As the war was winding down, he encouraged many of the Black Pioneers to make use of an overland route across the Niagara river, to ensure the crown met its obligation to his valiant troops. Meanwhile, after a riding injury, Simcoe was invalided back to Britain in 1782.

The final days of the war saw a panicked scene as increasing numbers of Loyalists descended on New York. It is estimated that over 100,000 fled in the wake of the revolution; roughly half went north to Canada.
It's hard to get precise pictures but the most accurate assessments suggest that roughly 30,000 or so made their homes in the Maritime provinces; the remainder, including some three thousand Black Loyalists and 2,000 slaves, headed for Quebec.
On Nova Scotia's South Shore, in Halifax, the Saint John Valley, the borderlands between modern Quebec and New York state (the "Eastern Townships") and the area south and west around lake Ontario (the "Western Townships"), they arrived in enough numbers to transform the local character.
Before their arrival, the population of the New France territories was probably around 130,000 Europeans, maybe 5,000 of whom were British or continental Protestant in origin.

The Loyalists made up a broad cross-section of the population; although the ones who arrived in Canada tended to be from Virginia or further north; were more likely than the American population at large to be first or second generation, and more likely to be either Anglican or a member of a religious minority.

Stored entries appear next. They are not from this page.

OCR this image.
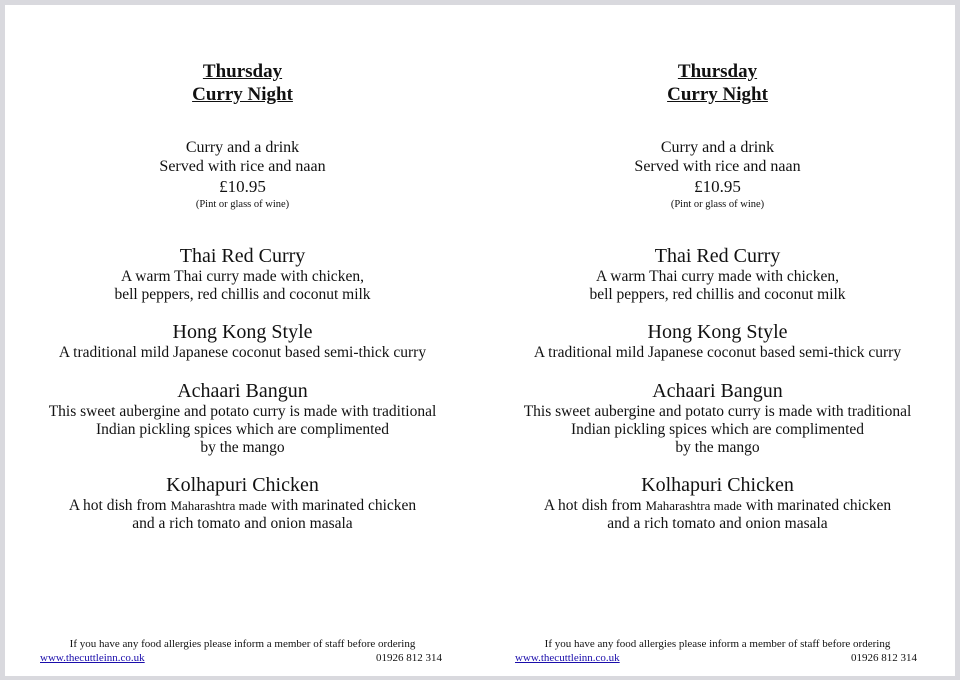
Thursday
Curry Night
Curry and a drink
Served with rice and naan
£10.95
(Pint or glass of wine)
Thai Red Curry
A warm Thai curry made with chicken,
bell peppers, red chillis and coconut milk
Hong Kong Style
A traditional mild Japanese coconut based semi-thick curry
Achaari Bangun
This sweet aubergine and potato curry is made with traditional
Indian pickling spices which are complimented
by the mango
Kolhapuri Chicken
A hot dish from Maharashtra made with marinated chicken
and a rich tomato and onion masala
If you have any food allergies please inform a member of staff before ordering
www.thecuttleinn.co.uk	01926 812 314
Thursday
Curry Night
Curry and a drink
Served with rice and naan
£10.95
(Pint or glass of wine)
Thai Red Curry
A warm Thai curry made with chicken,
bell peppers, red chillis and coconut milk
Hong Kong Style
A traditional mild Japanese coconut based semi-thick curry
Achaari Bangun
This sweet aubergine and potato curry is made with traditional
Indian pickling spices which are complimented
by the mango
Kolhapuri Chicken
A hot dish from Maharashtra made with marinated chicken
and a rich tomato and onion masala
If you have any food allergies please inform a member of staff before ordering
www.thecuttleinn.co.uk	01926 812 314
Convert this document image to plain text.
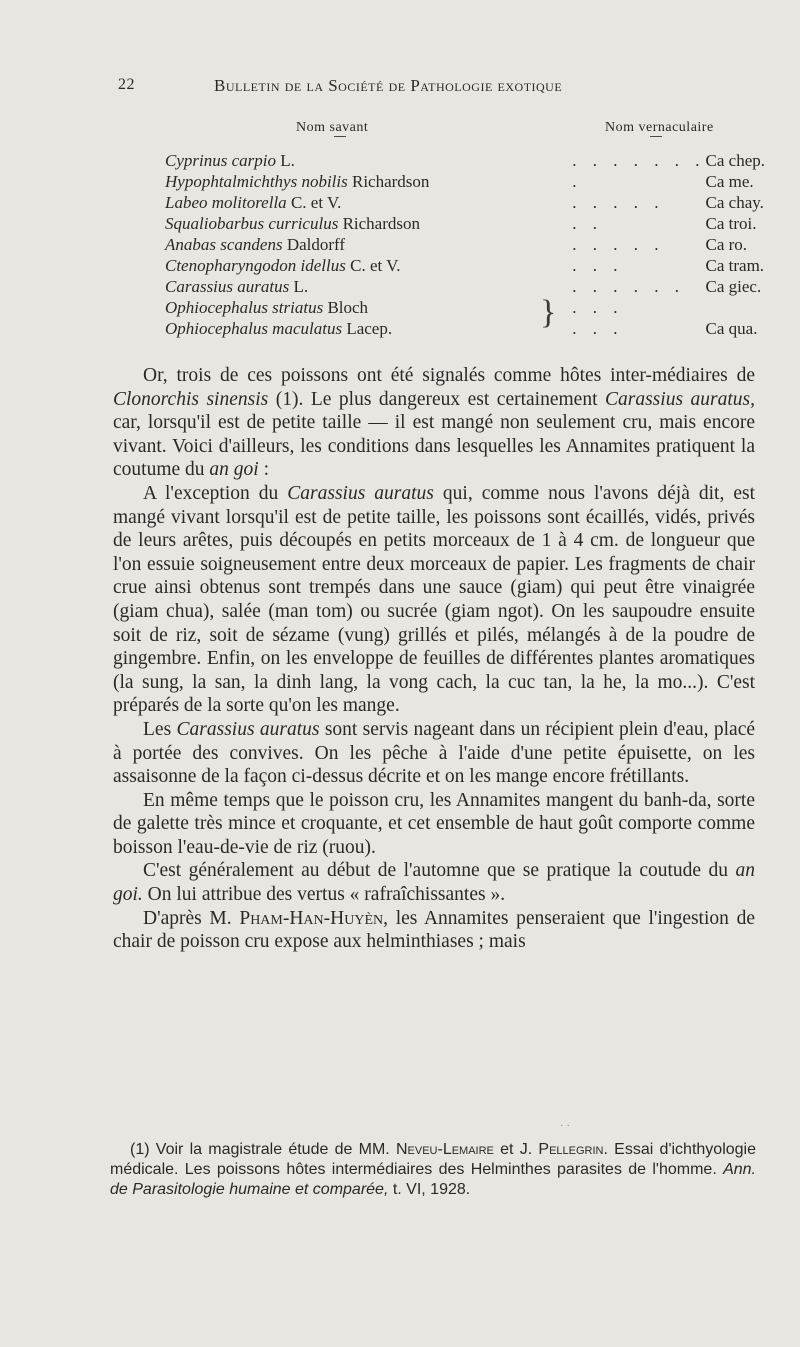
22	Bulletin de la Société de Pathologie exotique
Nom savant	Nom vernaculaire
Cyprinus carpio L.	. . . . . . .	Ca chep.
Hypophtalmichthys nobilis Richardson	.	Ca me.
Labeo molitorella C. et V.	. . . . .	Ca chay.
Squaliobarbus curriculus Richardson	. .	Ca troi.
Anabas scandens Daldorff	. . . . .	Ca ro.
Ctenopharyngodon idellus C. et V.	. . .	Ca tram.
Carassius auratus L.	. . . . . .	Ca giec.
Ophiocephalus striatus Bloch	. . .	
Ophiocephalus maculatus Lacep.	. . .	Ca qua.
}

Or, trois de ces poissons ont été signalés comme hôtes inter-médiaires de Clonorchis sinensis (1). Le plus dangereux est certainement Carassius auratus, car, lorsqu'il est de petite taille — il est mangé non seulement cru, mais encore vivant. Voici d'ailleurs, les conditions dans lesquelles les Annamites pratiquent la coutume du an goi :

A l'exception du Carassius auratus qui, comme nous l'avons déjà dit, est mangé vivant lorsqu'il est de petite taille, les poissons sont écaillés, vidés, privés de leurs arêtes, puis découpés en petits morceaux de 1 à 4 cm. de longueur que l'on essuie soigneusement entre deux morceaux de papier. Les fragments de chair crue ainsi obtenus sont trempés dans une sauce (giam) qui peut être vinaigrée (giam chua), salée (man tom) ou sucrée (giam ngot). On les saupoudre ensuite soit de riz, soit de sézame (vung) grillés et pilés, mélangés à de la poudre de gingembre. Enfin, on les enveloppe de feuilles de différentes plantes aromatiques (la sung, la san, la dinh lang, la vong cach, la cuc tan, la he, la mo...). C'est préparés de la sorte qu'on les mange.

Les Carassius auratus sont servis nageant dans un récipient plein d'eau, placé à portée des convives. On les pêche à l'aide d'une petite épuisette, on les assaisonne de la façon ci-dessus décrite et on les mange encore frétillants.

En même temps que le poisson cru, les Annamites mangent du banh-da, sorte de galette très mince et croquante, et cet ensemble de haut goût comporte comme boisson l'eau-de-vie de riz (ruou).

C'est généralement au début de l'automne que se pratique la coutude du an goi. On lui attribue des vertus « rafraîchissantes ».

D'après M. Pham-Han-Huyèn, les Annamites penseraient que l'ingestion de chair de poisson cru expose aux helminthiases ; mais

· ·

(1) Voir la magistrale étude de MM. Neveu-Lemaire et J. Pellegrin. Essai d'ichthyologie médicale. Les poissons hôtes intermédiaires des Helminthes parasites de l'homme. Ann. de Parasitologie humaine et comparée, t. VI, 1928.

Many of those who stayed were in fact soldiers who were being offered land after their service. Most were Scottish; but many had been in Hessian and Russian brigades, and included a number of Poles, Prussians, and Russians.

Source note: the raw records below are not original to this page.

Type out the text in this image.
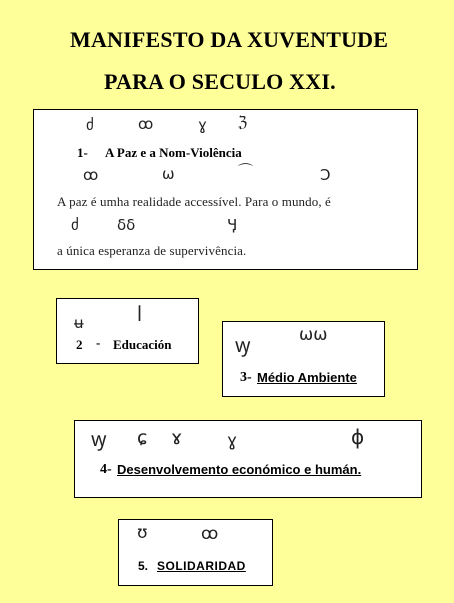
MANIFESTO DA XUVENTUDE
PARA O SECULO XXI.
ძ	ꝏ	ɣ ℨ
1- A Paz e a Nom-Violência
ꝏ	ω	⌒	Ͻ
A paz é umha realidade accessível. Para o mundo, é
ძ	δδ	Ӌ
a única esperanza de supervivência.
ʉ	ꟾ
2 - Educación	ꝡ	ωω
3- Médio Ambiente
ꝡ ɕ ɤ	ɣ	ɸ
4- Desenvolvemento económico e humán.
ʊ	ꝏ
5. SOLIDARIDAD
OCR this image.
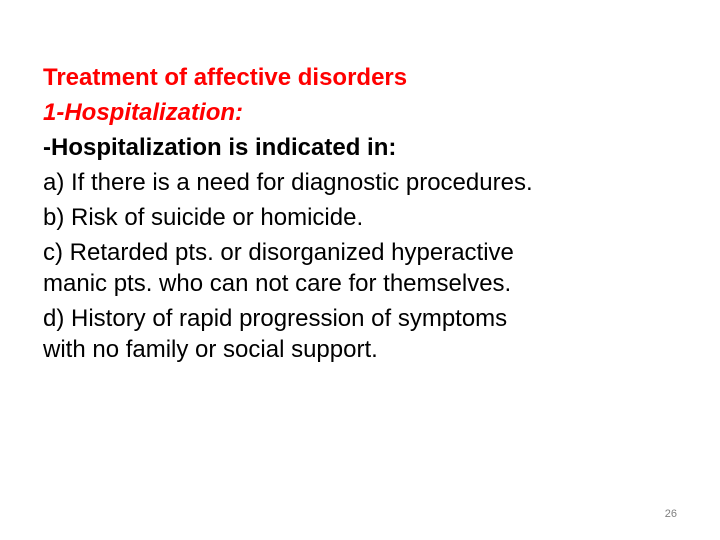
Treatment of affective disorders
1-Hospitalization:
-Hospitalization is indicated in:
a) If there is a need for diagnostic procedures.
b) Risk of suicide or homicide.
c) Retarded pts. or disorganized hyperactive
manic pts. who can not care for themselves.
d) History of rapid progression of symptoms
with no family or social support.
26
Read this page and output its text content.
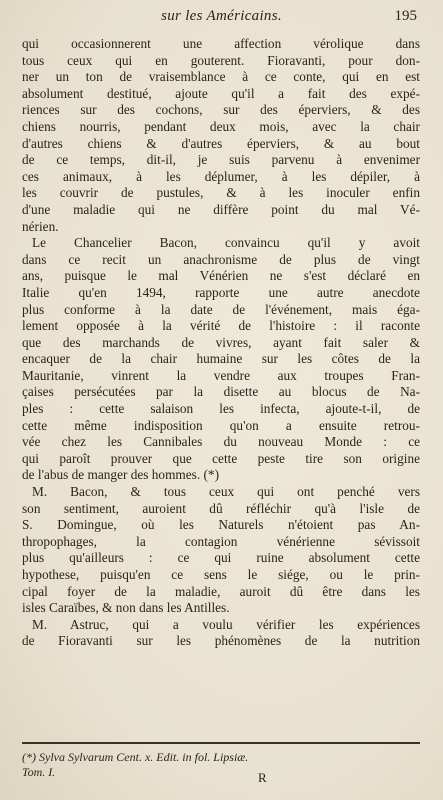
sur les Américains.	195
qui occasionnerent une affection vérolique dans
tous ceux qui en gouterent. Fioravanti, pour don-
ner un ton de vraisemblance à ce conte, qui en est
absolument destitué, ajoute qu'il a fait des expé-
riences sur des cochons, sur des éperviers, & des
chiens nourris, pendant deux mois, avec la chair
d'autres chiens & d'autres éperviers, & au bout
de ce temps, dit-il, je suis parvenu à envenimer
ces animaux, à les déplumer, à les dépiler, à
les couvrir de pustules, & à les inoculer enfin
d'une maladie qui ne diffère point du mal Vé-
nérien.
Le Chancelier Bacon, convaincu qu'il y avoit
dans ce recit un anachronisme de plus de vingt
ans, puisque le mal Vénérien ne s'est déclaré en
Italie qu'en 1494, rapporte une autre anecdote
plus conforme à la date de l'événement, mais éga-
lement opposée à la vérité de l'histoire : il raconte
que des marchands de vivres, ayant fait saler &
encaquer de la chair humaine sur les côtes de la
Mauritanie, vinrent la vendre aux troupes Fran-
çaises persécutées par la disette au blocus de Na-
ples : cette salaison les infecta, ajoute-t-il, de
cette même indisposition qu'on a ensuite retrou-
vée chez les Cannibales du nouveau Monde : ce
qui paroît prouver que cette peste tire son origine
de l'abus de manger des hommes. (*)
M. Bacon, & tous ceux qui ont penché vers
son sentiment, auroient dû réfléchir qu'à l'isle de
S. Domingue, où les Naturels n'étoient pas An-
thropophages, la contagion vénérienne sévissoit
plus qu'ailleurs : ce qui ruine absolument cette
hypothese, puisqu'en ce sens le siége, ou le prin-
cipal foyer de la maladie, auroit dû être dans les
isles Caraïbes, & non dans les Antilles.
M. Astruc, qui a voulu vérifier les expériences
de Fioravanti sur les phénomènes de la nutrition
(*) Sylva Sylvarum Cent. x. Edit. in fol. Lipsiæ.
Tom. I.	R
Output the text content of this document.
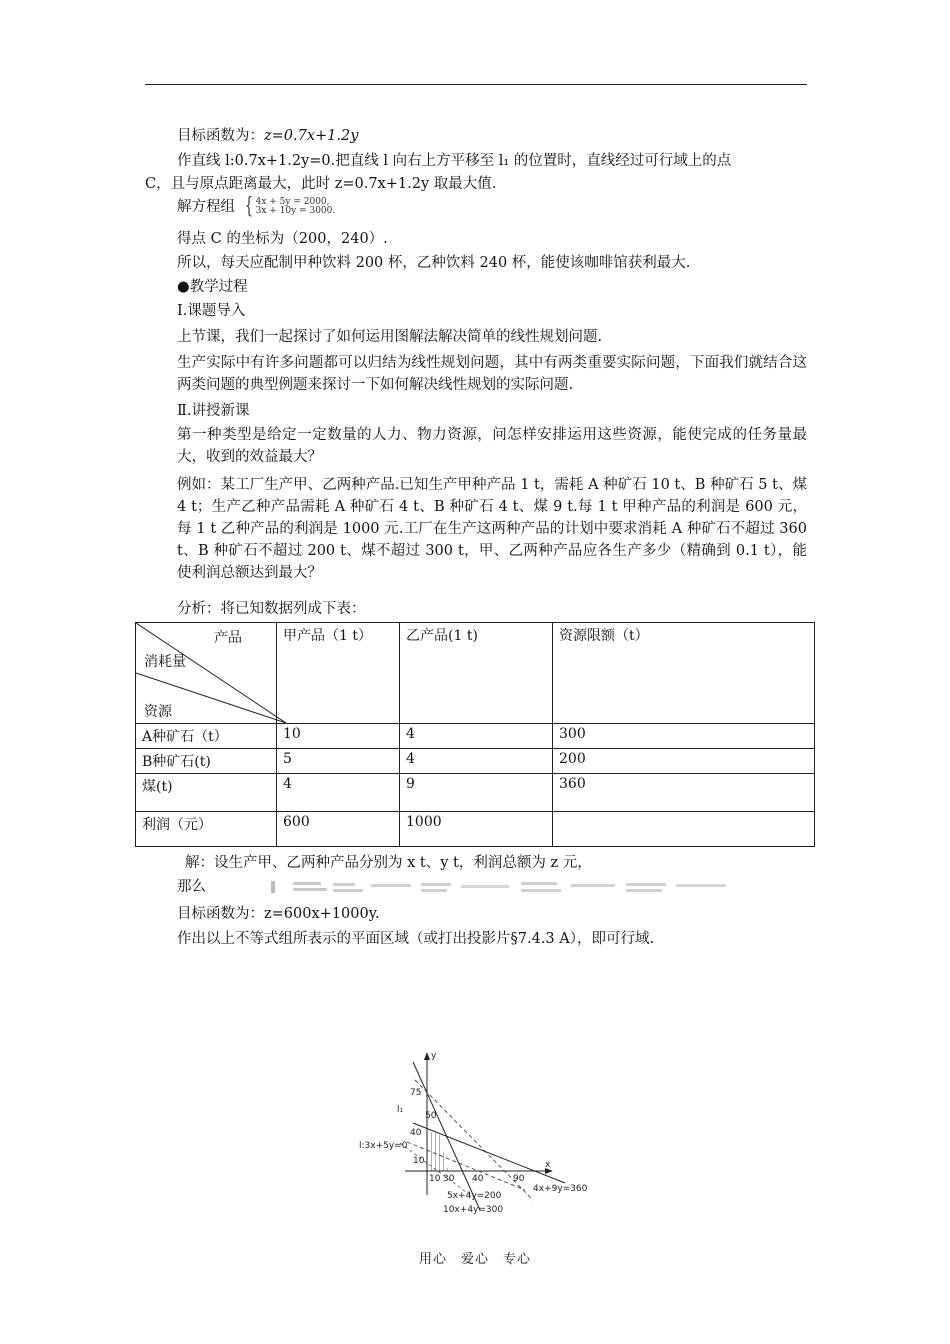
目标函数为：z=0.7x+1.2y
作直线 l:0.7x+1.2y=0.把直线 l 向右上方平移至 l₁ 的位置时，直线经过可行域上的点
C，且与原点距离最大，此时 z=0.7x+1.2y 取最大值.
解方程组 { 4x + 5y = 2000,
3x + 10y = 3000.
得点 C 的坐标为（200，240）.
所以，每天应配制甲种饮料 200 杯，乙种饮料 240 杯，能使该咖啡馆获利最大.
●教学过程
Ⅰ.课题导入
上节课，我们一起探讨了如何运用图解法解决简单的线性规划问题.
生产实际中有许多问题都可以归结为线性规划问题，其中有两类重要实际问题，下面我们就结合这两类问题的典型例题来探讨一下如何解决线性规划的实际问题.
Ⅱ.讲授新课
第一种类型是给定一定数量的人力、物力资源，问怎样安排运用这些资源，能使完成的任务量最大，收到的效益最大？
例如：某工厂生产甲、乙两种产品.已知生产甲种产品 1 t，需耗 A 种矿石 10 t、B 种矿石 5 t、煤 4 t；生产乙种产品需耗 A 种矿石 4 t、B 种矿石 4 t、煤 9 t.每 1 t 甲种产品的利润是 600 元，每 1 t 乙种产品的利润是 1000 元.工厂在生产这两种产品的计划中要求消耗 A 种矿石不超过 360 t、B 种矿石不超过 200 t、煤不超过 300 t，甲、乙两种产品应各生产多少（精确到 0.1 t），能使利润总额达到最大？
分析：将已知数据列成下表：
产品
消耗量
资源	甲产品（1 t）	乙产品(1 t)	资源限额（t）
A种矿石（t）	10	4	300
B种矿石(t)	5	4	200
煤(t)	4	9	360
利润（元）	600	1000	
解：设生产甲、乙两种产品分别为 x t、y t，利润总额为 z 元，
那么
目标函数为：z=600x+1000y.
作出以上不等式组所表示的平面区域（或打出投影片§7.4.3 A），即可行域.
y
x
75
50
40
10
10 30 40	90
l₁
l:3x+5y=0
5x+4y=200
4x+9y=360
10x+4y=300
用心　爱心　专心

They also included the Black Loyalists, some of whom used the overland route and some of whom received official evacuation.

After the Seven Years' War, "French Acadia" had been transformed, politically, into "British Nova Scotia", but to ensure stability, British colonial authorities had extended the rights to civil law, the French language in courts, government and education, and the Catholic religion in the province of Québec. The new influx of Loyalists were used to governing themselves according to British institutions, and began demanding the right to do so in their new situation. The existing colonists already had contracts, bills of exchange and other documents which would be too numerous to disentangle; in the end a compromise was proposed which would split Quebec into two colonies, Upper Canada and Lower Canada, with Upper Canada receiving all land west of the furthest west seigneurie and south of the Nipissing river.
This occurred in 1791, and a new MP from Cornwall, first elected in 1790, was appointed to be Upper Canada's first Lieutenant Governor. Resign his place in parliament, Lt Col John Graves Simcoe arrived in Kingston in the summer of 1792.